I’m struggling about responding to this book under the umbrella of not taking life for granted, for that feels so trite.  What saves me from this, I hope, is the depth of pain with which he wrote–this book is no “go get ’em, pursue your dreams, you can accomplish anything” story.  It distills the goodness of human existence while enduring physical impossibilities and deep existential struggle.  No matter how shallow my own wrestling seemed in comparison, this memoir made me want to live actively remembering what is real and good and true–a theme that keeps repeating itself to me in recent months.  


Here are three of my favorite excerpts from the book that underline the way that I want to live–and the kinds of things that keep popping up in every meaningful conversation I’ve had in the past month. 


Taking joy in and being thankful for small pleasures, rather than constantly looking forward to the next big item or trip that money can buy.
The delectable moment when I sink into the tub is quickly followed by nostalgia for the protracted immersions that were the joy of my previous life.  Armed with a cup of tea or Scotch, a good book or a pile of newspapers, I would soak for hours, maneuvering the taps with my toes.  Rarely do I feel my condition so cruelly as when I am recalling such pleasures.


Feeling deeply and not allowing busyness or struggle to make me feel numb.
I need to feel strongly, to love and to admire, just as desperately as I need to breathe.
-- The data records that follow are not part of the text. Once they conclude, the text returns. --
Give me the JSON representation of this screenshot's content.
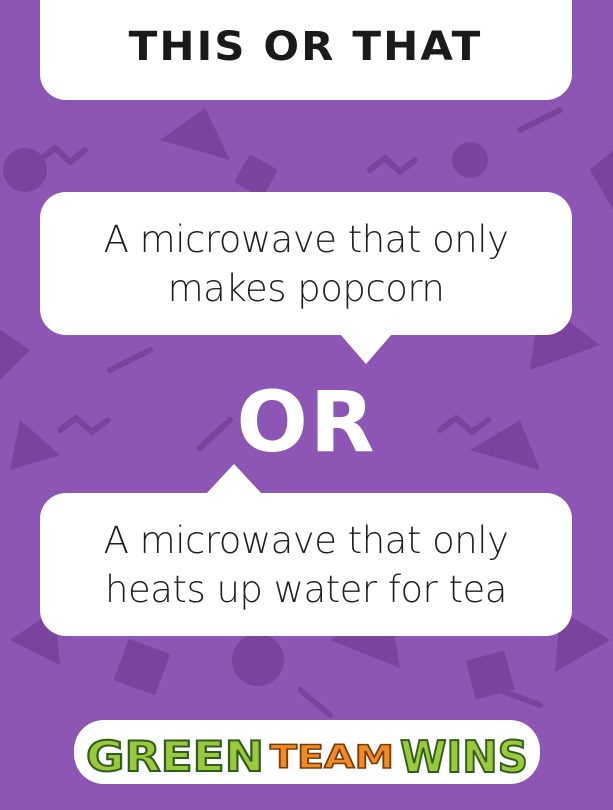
{
  "title": "THIS OR THAT",
  "option_a": {
    "line1": "A microwave that only",
    "line2": "makes popcorn"
  },
  "separator": "OR",
  "option_b": {
    "line1": "A microwave that only",
    "line2": "heats up water for tea"
  },
  "logo": {
    "word1": "GREEN",
    "word2": "TEAM",
    "word3": "WINS"
  },
  "colors": {
    "background": "#8e56b4",
    "pattern": "#7b449f",
    "card": "#ffffff",
    "logo_green": "#9ac93b",
    "logo_orange": "#f08a24"
  }
}
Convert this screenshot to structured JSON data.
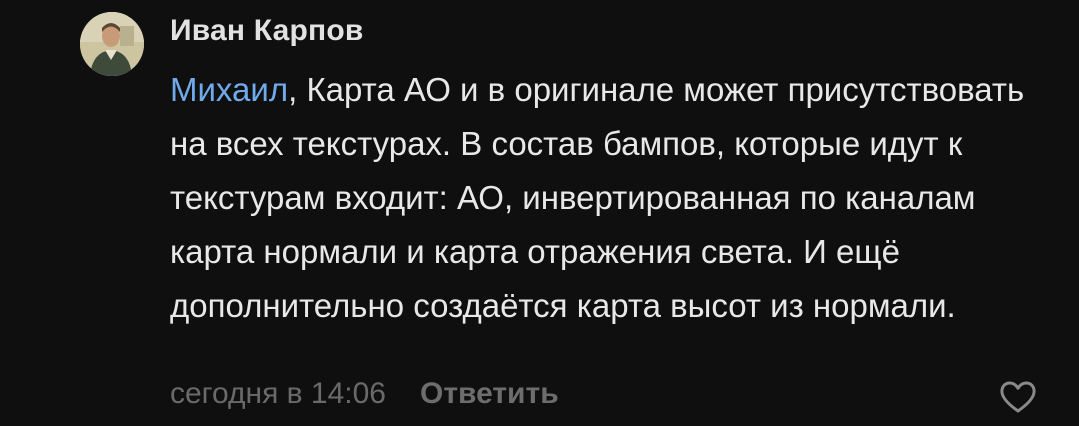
{
  "comment": {
    "author": "Иван Карпов",
    "mention": "Михаил",
    "text": ", Карта АО и в оригинале может присутствовать на всех текстурах. В состав бампов, которые идут к текстурам входит: АО, инвертированная по каналам карта нормали и карта отражения света. И ещё дополнительно создаётся карта высот из нормали.",
    "timestamp": "сегодня в 14:06",
    "reply_label": "Ответить",
    "like_icon": "heart-outline-icon"
  },
  "colors": {
    "background": "#0f0f0f",
    "author": "#e2e2e2",
    "text": "#e8e8e8",
    "mention": "#71aaeb",
    "meta": "#6a6a6a"
  }
}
A letter from a friend, a Balthus painting on a postcard, a page of Saint-Simon, give meaning to the passing hours. But to keep my mind sharp, to avoid descending into resigned indifference, I maintain a level of resentment and anger, neither too much or too little, just as a pressure cooker has a safety valve to keep it from exploding.


Living life with good people.
Other letters simply relate the small events that punctuate the passage of time: roses picked at dusk, the laziness of a rainy Sunday, a child crying himself to sleep. Capturing the moment, these small slices of life, these small gusts of happiness, move me deeply than all the rest.  A couple of lines or eight pages, a Middle Eastern stamp or a suburban postmark…I hoard these letters like treasure.  One day I hope to fasten them end to end in a half-mile streamer, to float in the wind like a banner raised to the glory of friendship.